3. Platforms must refrain from implementing consumer-specific logic.
Building platforms often comes with the allure of trying to be everything to everyone. It’s not uncommon to want to over-deliver, proving the platform’s worth and attempting to encompass more than its intended scope. However, it’s vital to establish a clear boundary between the platform’s core functionalities and the responsibilities of its users, who craft end-user products atop this foundation. Platforms must resist the ‘crowd-pleasing’ pitfall. While initially promising a fully ‘turnkey’ solution might garner interest, becoming an impediment to adaptability in the long run will only sour the experience for both the platform developers and their users.

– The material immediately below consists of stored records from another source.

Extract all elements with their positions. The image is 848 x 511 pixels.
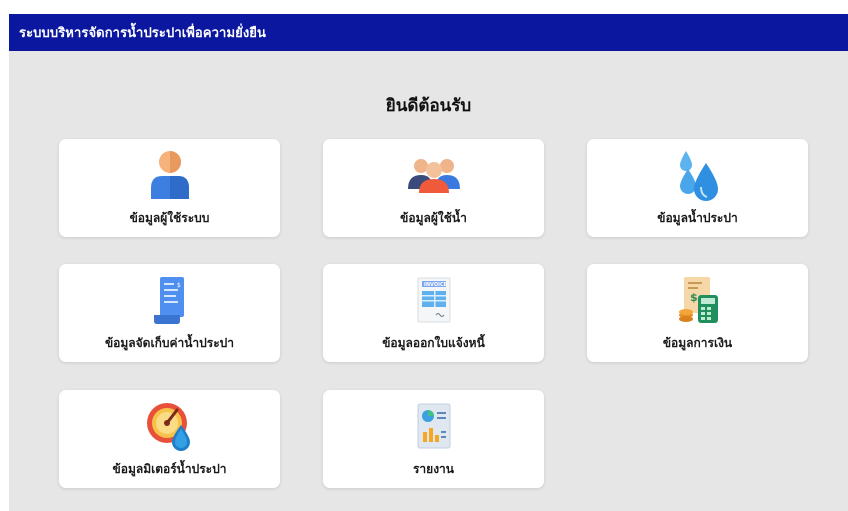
svg-text:$: $ xyxy=(690,291,698,304)
invoice-icon: INVOICE xyxy=(406,274,462,326)
water-meter-gauge-icon xyxy=(142,400,198,452)
svg-text:INVOICE: INVOICE xyxy=(424,282,448,288)
menu-card-water-meter[interactable]: ข้อมูลมิเตอร์น้ำประปา xyxy=(59,390,280,488)
receipt-icon: $ xyxy=(142,274,198,326)
menu-card-water-supply[interactable]: ข้อมูลน้ำประปา xyxy=(587,139,808,237)
finance-calculator-icon: $ xyxy=(670,274,726,326)
report-chart-icon xyxy=(406,400,462,452)
app-header: ระบบบริหารจัดการน้ำประปาเพื่อความยั่งยืน xyxy=(9,14,848,51)
menu-card-label: ข้อมูลการเงิน xyxy=(662,336,733,350)
menu-card-label: ข้อมูลน้ำประปา xyxy=(657,211,738,225)
menu-card-label: ข้อมูลออกใบแจ้งหนี้ xyxy=(382,336,485,350)
menu-card-water-billing[interactable]: $ ข้อมูลจัดเก็บค่าน้ำประปา xyxy=(59,264,280,362)
menu-card-label: ข้อมูลมิเตอร์น้ำประปา xyxy=(112,462,227,476)
menu-card-invoice[interactable]: INVOICE ข้อมูลออกใบแจ้งหนี้ xyxy=(323,264,544,362)
menu-card-water-users[interactable]: ข้อมูลผู้ใช้น้ำ xyxy=(323,139,544,237)
menu-card-system-users[interactable]: ข้อมูลผู้ใช้ระบบ xyxy=(59,139,280,237)
welcome-heading: ยินดีต้อนรับ xyxy=(385,96,472,116)
user-icon xyxy=(142,149,198,201)
menu-card-report[interactable]: รายงาน xyxy=(323,390,544,488)
app-frame: ระบบบริหารจัดการน้ำประปาเพื่อความยั่งยืน… xyxy=(9,14,848,511)
menu-card-label: รายงาน xyxy=(412,462,454,476)
water-drops-icon xyxy=(670,149,726,201)
menu-card-label: ข้อมูลจัดเก็บค่าน้ำประปา xyxy=(104,336,235,350)
app-title: ระบบบริหารจัดการน้ำประปาเพื่อความยั่งยืน xyxy=(19,26,266,41)
users-group-icon xyxy=(406,149,462,201)
svg-text:$: $ xyxy=(177,282,181,289)
menu-card-label: ข้อมูลผู้ใช้ระบบ xyxy=(129,211,210,225)
menu-card-label: ข้อมูลผู้ใช้น้ำ xyxy=(400,211,467,225)
menu-card-finance[interactable]: $ ข้อมูลการเงิน xyxy=(587,264,808,362)
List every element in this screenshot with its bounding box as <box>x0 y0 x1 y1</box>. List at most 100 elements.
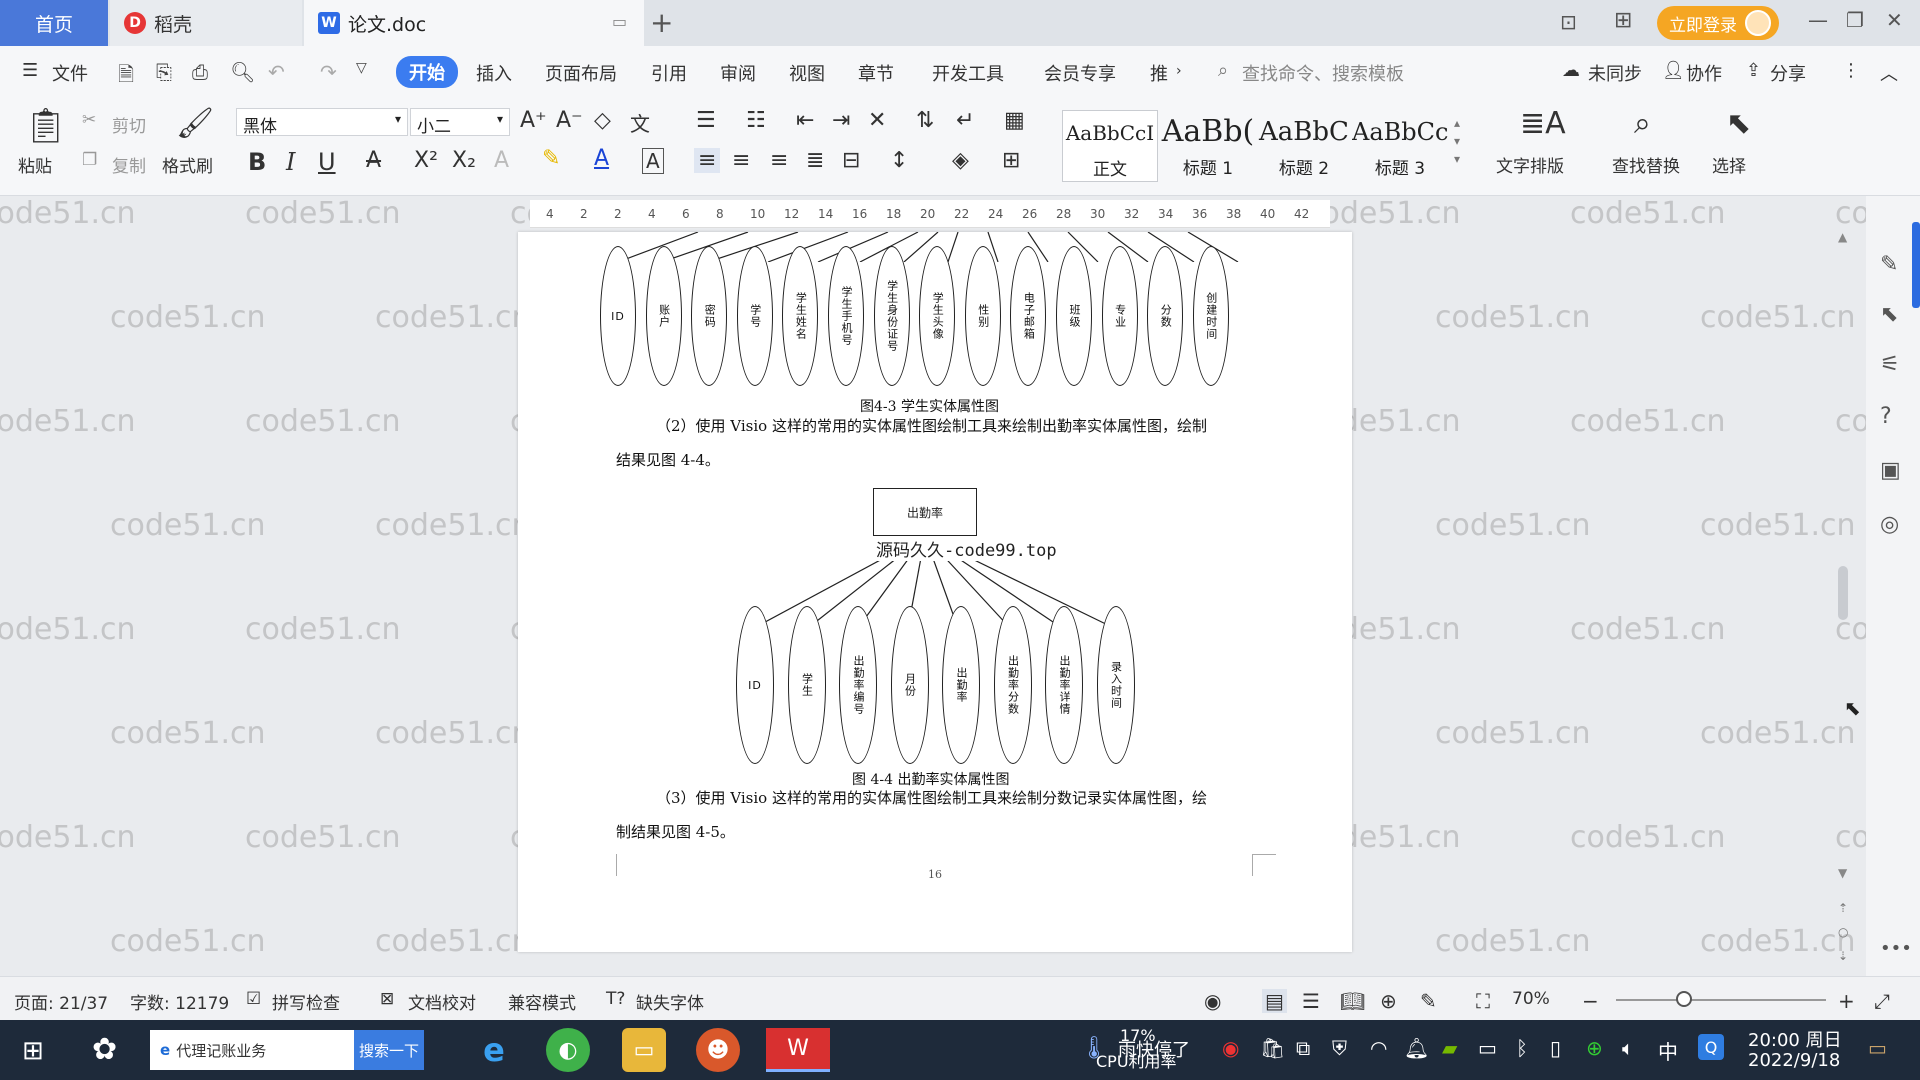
customize-chevron-icon[interactable]: ▽ <box>356 60 367 76</box>
undo-icon[interactable]: ↶ <box>268 60 285 84</box>
cut-button[interactable]: 剪切 <box>112 112 146 137</box>
word-count[interactable]: 字数: 12179 <box>130 989 229 1014</box>
notification-bell-icon[interactable]: 🔔︎ <box>1404 1036 1429 1060</box>
doc-proof-button[interactable]: 文档校对 <box>408 989 476 1014</box>
web-view-icon[interactable]: ⊕ <box>1380 989 1397 1013</box>
distribute-icon[interactable]: ⊟ <box>842 148 860 173</box>
scroll-thumb[interactable] <box>1838 566 1848 620</box>
cloud-sync-icon[interactable]: ☁ <box>1562 60 1580 81</box>
page-view-icon[interactable]: ▤ <box>1262 989 1287 1013</box>
menu-member[interactable]: 会员专享 <box>1044 60 1116 86</box>
phonetic-icon[interactable]: 文 <box>630 108 650 137</box>
menu-more[interactable]: 推 <box>1150 60 1168 86</box>
help-icon[interactable]: ? <box>1880 404 1892 429</box>
style-scroll-icon[interactable]: ▴ ▾ ▾ <box>1454 114 1460 168</box>
numbered-list-icon[interactable]: ☷ <box>746 108 766 133</box>
pointer-icon[interactable]: ⬉ <box>1880 302 1898 327</box>
fullscreen-icon[interactable]: ⤢ <box>1874 989 1890 1013</box>
qq-tray-icon[interactable]: Q <box>1698 1034 1724 1060</box>
menu-file[interactable]: 文件 <box>52 60 88 86</box>
tray-app-icon[interactable]: ◉ <box>1222 1036 1239 1060</box>
collapse-ribbon-icon[interactable]: ︿ <box>1880 60 1898 86</box>
copy-icon[interactable]: ❐ <box>82 150 97 170</box>
battery-icon[interactable]: ▭ <box>1478 1036 1497 1060</box>
underline-icon[interactable]: U <box>318 148 336 176</box>
collab-icon[interactable]: 👤︎ <box>1662 60 1685 81</box>
menu-chapter[interactable]: 章节 <box>858 60 894 86</box>
missing-font-icon[interactable]: T? <box>606 989 625 1009</box>
tray-network-app-icon[interactable]: ⧉ <box>1296 1036 1310 1060</box>
select-cursor-icon[interactable]: ⬉ <box>1726 106 1751 141</box>
image-tool-icon[interactable]: ▣ <box>1880 458 1901 483</box>
cut-icon[interactable]: ✂ <box>82 110 96 130</box>
scroll-down-icon[interactable]: ▼ <box>1838 866 1847 880</box>
menu-insert[interactable]: 插入 <box>476 60 512 86</box>
style-normal[interactable]: AaBbCcI 正文 <box>1062 110 1158 182</box>
tray-green-icon[interactable]: ⊕ <box>1586 1036 1603 1060</box>
bullet-list-icon[interactable]: ☰ <box>696 108 716 133</box>
more-options-icon[interactable]: ⋮ <box>1842 60 1860 81</box>
menu-page-layout[interactable]: 页面布局 <box>545 60 617 86</box>
vertical-scrollbar[interactable]: ▲ ▼ <box>1836 230 1850 890</box>
taskbar-search-input[interactable]: e 代理记账业务 <box>150 1030 354 1070</box>
tab-window-icon[interactable]: ▭ <box>612 12 627 31</box>
zoom-slider-thumb[interactable] <box>1676 991 1692 1007</box>
select-button[interactable]: 选择 <box>1712 152 1746 177</box>
text-layout-button[interactable]: 文字排版 <box>1496 152 1564 177</box>
export-pdf-icon[interactable]: ⎘ <box>156 60 172 84</box>
layout-icon[interactable]: ⊡ <box>1560 10 1577 34</box>
tray-bag-icon[interactable]: 🛍︎ <box>1260 1036 1285 1060</box>
tray-shield-icon[interactable]: ⛨ <box>1332 1036 1347 1060</box>
wps-taskbar-icon[interactable]: W <box>766 1028 830 1072</box>
page-indicator[interactable]: 页面: 21/37 <box>14 989 108 1014</box>
wifi-icon[interactable]: ◠ <box>1370 1036 1387 1060</box>
new-tab-icon[interactable]: + <box>650 6 673 39</box>
browser-360-icon[interactable]: ◐ <box>546 1028 590 1072</box>
format-painter-button[interactable]: 格式刷 <box>162 152 213 177</box>
bold-icon[interactable]: B <box>248 148 266 176</box>
shading-icon[interactable]: ◈ <box>952 148 969 173</box>
strikethrough-icon[interactable]: A <box>366 148 381 173</box>
ime-indicator[interactable]: 中 <box>1658 1036 1678 1065</box>
style-heading-1[interactable]: AaBb( 标题 1 <box>1160 110 1256 182</box>
game-app-icon[interactable]: ☻ <box>696 1028 740 1072</box>
clock-time[interactable]: 20:00 周日 <box>1748 1026 1842 1052</box>
zoom-level[interactable]: 70% <box>1512 989 1550 1009</box>
menu-review[interactable]: 审阅 <box>720 60 756 86</box>
search-icon[interactable]: ⌕ <box>1218 60 1228 81</box>
decrease-indent-icon[interactable]: ⇤ <box>796 108 814 133</box>
shrink-font-icon[interactable]: A⁻ <box>556 108 583 133</box>
align-right-icon[interactable]: ≡ <box>770 148 788 173</box>
superscript-icon[interactable]: X² <box>414 148 438 173</box>
align-center-icon[interactable]: ≡ <box>732 148 750 173</box>
grow-font-icon[interactable]: A⁺ <box>520 108 547 133</box>
find-replace-icon[interactable]: ⌕ <box>1634 106 1651 141</box>
app-launcher-icon[interactable]: ✿ <box>92 1032 117 1067</box>
increase-indent-icon[interactable]: ⇥ <box>832 108 850 133</box>
zoom-out-icon[interactable]: − <box>1582 989 1599 1013</box>
char-border-icon[interactable]: A <box>642 148 664 174</box>
scroll-up-icon[interactable]: ▲ <box>1838 230 1847 244</box>
sidebar-more-icon[interactable]: ••• <box>1880 938 1912 959</box>
adjust-icon[interactable]: ⚟ <box>1880 352 1900 377</box>
font-size-select[interactable]: 小二 ▾ <box>410 108 510 137</box>
fit-page-icon[interactable]: ⛶ <box>1476 989 1490 1013</box>
volume-icon[interactable]: 🔈︎ <box>1622 1036 1634 1060</box>
menu-start[interactable]: 开始 <box>396 56 458 88</box>
hamburger-icon[interactable]: ☰ <box>22 60 38 81</box>
compass-icon[interactable]: ◎ <box>1880 512 1899 537</box>
close-icon[interactable]: ✕ <box>1886 8 1903 32</box>
print-icon[interactable]: ⎙ <box>192 60 208 84</box>
menu-developer[interactable]: 开发工具 <box>932 60 1004 86</box>
apps-grid-icon[interactable]: ⊞ <box>1614 8 1632 33</box>
menu-references[interactable]: 引用 <box>651 60 687 86</box>
clear-format-icon[interactable]: ◇ <box>594 108 611 133</box>
table-grid-icon[interactable]: ▦ <box>1004 108 1025 133</box>
page-nav-icons[interactable]: ⇡ ○ ⇣ <box>1838 896 1848 968</box>
usb-icon[interactable]: ▯ <box>1550 1036 1561 1060</box>
weather-text[interactable]: 雨快停了 <box>1118 1036 1190 1062</box>
collab-button[interactable]: 协作 <box>1686 60 1722 86</box>
edit-pen-icon[interactable]: ✎ <box>1880 252 1898 277</box>
show-desktop-icon[interactable]: ▭ <box>1868 1036 1887 1060</box>
taskbar-search-button[interactable]: 搜索一下 <box>354 1030 424 1070</box>
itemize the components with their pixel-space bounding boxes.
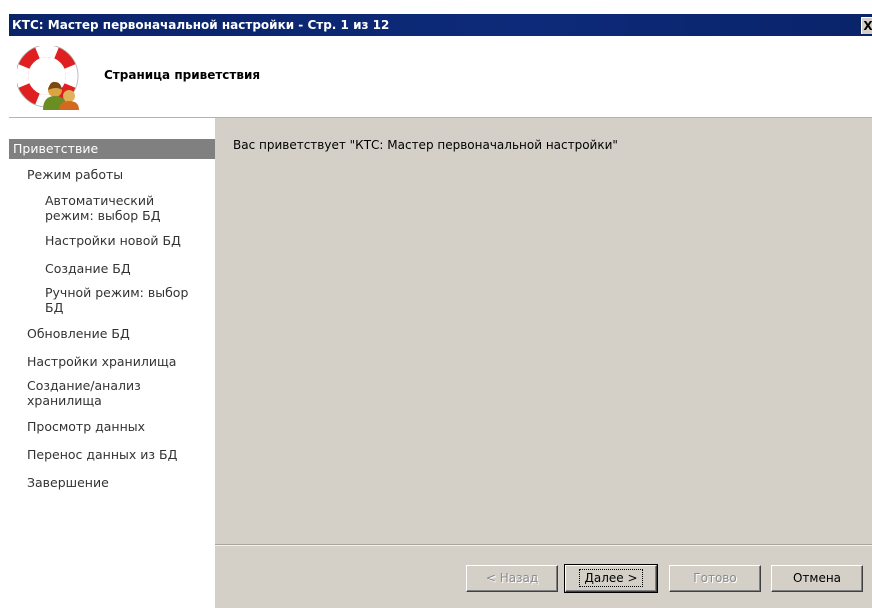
wizard-content-panel: Вас приветствует "КТС: Мастер первоначал… [215,117,872,608]
wizard-header: Страница приветствия [9,36,872,117]
button-divider [215,544,872,546]
sidebar-item-storage-settings[interactable]: Настройки хранилища [27,354,176,369]
finish-button[interactable]: Готово [669,565,761,592]
next-button[interactable]: Далее > [564,564,658,593]
welcome-text: Вас приветствует "КТС: Мастер первоначал… [233,138,618,152]
close-icon[interactable]: X [861,17,872,34]
page-title: Страница приветствия [104,68,261,82]
sidebar-item-manual-mode-db[interactable]: Ручной режим: выбор БД [45,285,195,315]
sidebar-item-data-transfer[interactable]: Перенос данных из БД [27,447,177,462]
wizard-steps-sidebar: Приветствие Режим работы Автоматический … [9,117,215,608]
lifebuoy-users-icon [15,44,81,110]
sidebar-item-view-data[interactable]: Просмотр данных [27,419,145,434]
sidebar-item-update-db[interactable]: Обновление БД [27,326,130,341]
window-frame [0,0,9,607]
sidebar-item-storage-create[interactable]: Создание/анализ хранилища [27,378,157,408]
sidebar-item-finish[interactable]: Завершение [27,475,109,490]
sidebar-item-auto-mode-db[interactable]: Автоматический режим: выбор БД [45,193,180,223]
sidebar-item-work-mode[interactable]: Режим работы [27,167,123,182]
back-button[interactable]: < Назад [466,565,558,592]
cancel-button[interactable]: Отмена [771,565,863,592]
sidebar-item-new-db-settings[interactable]: Настройки новой БД [45,233,181,248]
sidebar-item-welcome[interactable]: Приветствие [9,139,215,159]
sidebar-item-create-db[interactable]: Создание БД [45,261,131,276]
window-title: КТС: Мастер первоначальной настройки - С… [12,18,390,32]
next-button-label: Далее > [579,569,643,587]
window-titlebar[interactable]: КТС: Мастер первоначальной настройки - С… [9,14,872,36]
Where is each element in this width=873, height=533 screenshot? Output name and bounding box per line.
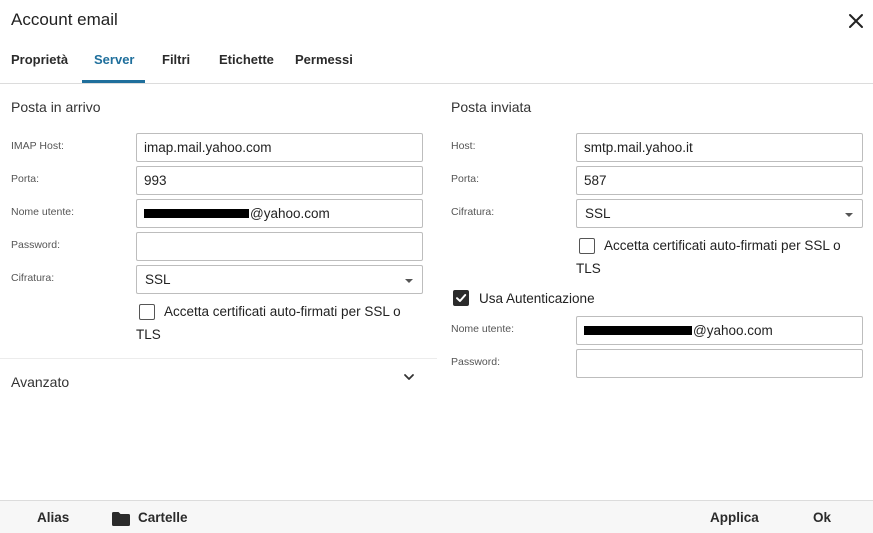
dropdown-caret-icon: [845, 213, 853, 217]
outgoing-username-input[interactable]: @yahoo.com: [576, 316, 863, 345]
outgoing-self-signed-checkbox[interactable]: [579, 238, 595, 254]
section-divider: [0, 358, 437, 359]
tab-permessi[interactable]: Permessi: [295, 52, 353, 83]
outgoing-self-signed-label: Accetta certificati auto-firmati per SSL…: [604, 238, 841, 253]
incoming-username-suffix: @yahoo.com: [250, 206, 330, 221]
outgoing-encryption-value: SSL: [585, 206, 611, 221]
outgoing-encryption-label: Cifratura:: [451, 206, 495, 218]
incoming-username-input[interactable]: @yahoo.com: [136, 199, 423, 228]
incoming-encryption-value: SSL: [145, 272, 171, 287]
dropdown-caret-icon: [405, 279, 413, 283]
tab-server[interactable]: Server: [94, 52, 134, 83]
incoming-username-label: Nome utente:: [11, 206, 75, 218]
dialog-title: Account email: [11, 10, 118, 29]
advanced-section-header[interactable]: Avanzato: [11, 374, 69, 390]
redaction-bar: [584, 325, 692, 335]
outgoing-username-label: Nome utente:: [451, 323, 515, 335]
use-auth-checkbox[interactable]: [453, 290, 469, 306]
outgoing-port-input[interactable]: 587: [576, 166, 863, 195]
imap-host-input[interactable]: imap.mail.yahoo.com: [136, 133, 423, 162]
imap-host-label: IMAP Host:: [11, 140, 64, 152]
incoming-encryption-label: Cifratura:: [11, 272, 55, 284]
outgoing-encryption-select[interactable]: SSL: [576, 199, 863, 228]
incoming-self-signed-label: Accetta certificati auto-firmati per SSL…: [164, 304, 401, 319]
outgoing-username-suffix: @yahoo.com: [693, 323, 773, 338]
smtp-host-input[interactable]: smtp.mail.yahoo.it: [576, 133, 863, 162]
close-icon[interactable]: [847, 12, 865, 30]
folder-icon: [112, 512, 130, 526]
incoming-section-title: Posta in arrivo: [11, 99, 101, 115]
folders-button[interactable]: Cartelle: [138, 510, 188, 525]
outgoing-password-input[interactable]: [576, 349, 863, 378]
incoming-encryption-select[interactable]: SSL: [136, 265, 423, 294]
use-auth-label: Usa Autenticazione: [479, 291, 595, 306]
outgoing-port-label: Porta:: [451, 173, 480, 185]
incoming-self-signed-label-2: TLS: [136, 327, 161, 342]
smtp-host-label: Host:: [451, 140, 476, 152]
apply-button[interactable]: Applica: [710, 510, 759, 525]
incoming-self-signed-checkbox[interactable]: [139, 304, 155, 320]
dialog-footer: Alias Cartelle Applica Ok: [0, 500, 873, 533]
checkmark-icon: [456, 294, 467, 302]
tab-proprieta[interactable]: Proprietà: [11, 52, 68, 83]
incoming-password-input[interactable]: [136, 232, 423, 261]
outgoing-password-label: Password:: [451, 356, 501, 368]
outgoing-section-title: Posta inviata: [451, 99, 532, 115]
incoming-password-label: Password:: [11, 239, 61, 251]
incoming-port-label: Porta:: [11, 173, 40, 185]
outgoing-self-signed-label-2: TLS: [576, 261, 601, 276]
alias-button[interactable]: Alias: [37, 510, 69, 525]
ok-button[interactable]: Ok: [813, 510, 831, 525]
tab-etichette[interactable]: Etichette: [219, 52, 274, 83]
redaction-bar: [144, 208, 249, 218]
tab-bar: Proprietà Server Filtri Etichette Permes…: [0, 48, 873, 84]
chevron-down-icon[interactable]: [402, 370, 416, 384]
active-tab-indicator: [82, 80, 145, 83]
incoming-port-input[interactable]: 993: [136, 166, 423, 195]
tab-filtri[interactable]: Filtri: [162, 52, 190, 83]
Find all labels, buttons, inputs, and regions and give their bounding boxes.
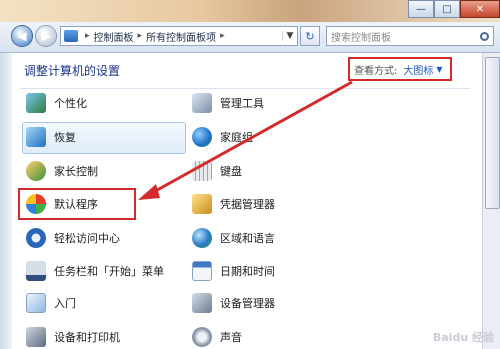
cp-item-taskbar[interactable]: 任务栏和「开始」菜单 xyxy=(26,260,164,282)
recovery-icon xyxy=(26,127,46,147)
cp-item-date-time[interactable]: 日期和时间 xyxy=(192,260,275,282)
device-manager-icon xyxy=(192,293,212,313)
close-button[interactable]: ✕ xyxy=(460,0,500,18)
refresh-icon: ↻ xyxy=(305,29,315,43)
chevron-down-icon[interactable]: ▼ xyxy=(282,31,297,41)
item-label: 日期和时间 xyxy=(220,265,275,278)
cp-item-getting-started[interactable]: 入门 xyxy=(26,292,76,314)
view-by-selector[interactable]: 查看方式: 大图标 ▼ xyxy=(348,57,452,81)
cp-item-parental-controls[interactable]: 家长控制 xyxy=(26,160,98,182)
item-label: 入门 xyxy=(54,297,76,310)
sound-icon xyxy=(192,327,212,347)
cp-item-keyboard[interactable]: 键盘 xyxy=(192,160,242,182)
keyboard-icon xyxy=(192,161,212,181)
parental-controls-icon xyxy=(26,161,46,181)
cp-item-sound[interactable]: 声音 xyxy=(192,326,242,348)
credential-manager-icon xyxy=(192,194,212,214)
breadcrumb-separator: ▸ xyxy=(85,31,90,41)
search-icon xyxy=(480,31,489,41)
minimize-button[interactable]: — xyxy=(408,0,434,18)
cp-item-homegroup[interactable]: 家庭组 xyxy=(192,126,253,148)
item-label: 家长控制 xyxy=(54,165,98,178)
personalization-icon xyxy=(26,93,46,113)
admin-tools-icon xyxy=(192,93,212,113)
cp-item-region-language[interactable]: 区域和语言 xyxy=(192,227,275,249)
item-label: 个性化 xyxy=(54,97,87,110)
view-by-value[interactable]: 大图标 xyxy=(403,62,433,77)
getting-started-icon xyxy=(26,293,46,313)
ease-of-access-icon xyxy=(26,228,46,248)
item-label: 设备管理器 xyxy=(220,297,275,310)
search-input[interactable]: 搜索控制面板 xyxy=(326,26,494,46)
item-label: 键盘 xyxy=(220,165,242,178)
maximize-button[interactable]: □ xyxy=(434,0,460,18)
homegroup-icon xyxy=(192,127,212,147)
cp-item-admin-tools[interactable]: 管理工具 xyxy=(192,92,264,114)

Consider the difference between S3 and services like Dropbox or Google Drive. Each is successful within its domain, but platforms like Google Drive or Dropbox aren’t typically used for applications like data lakes or fueling machine learning models. Why? Because Dropbox and Google Drive are tailored for specific user experiences, rendering them less adaptable for diverse applications. Despite probably leveraging technology akin to S3’s, their consumer-specific logic limits scalability. In contrast, S3’s success stems from its minimalistic capabilities and its decision not to presuppose its utilization, allowing it unparalleled scalability across a plethora of use-cases.
As we wrap up, I’d like to leave you with this one thought. The era of a wild forest of APIs within major corporations has come to an end. The future lies in purpose-built platforms that are self-service and delivered as APIs and Streams. The enduring success of these platforms hinges on their architects’ profound understanding of the Total Cost of Reuse In Time and their adeptness in selecting stable, focused, slow-evolving capabilities to represent strong identity that they define for their platforms.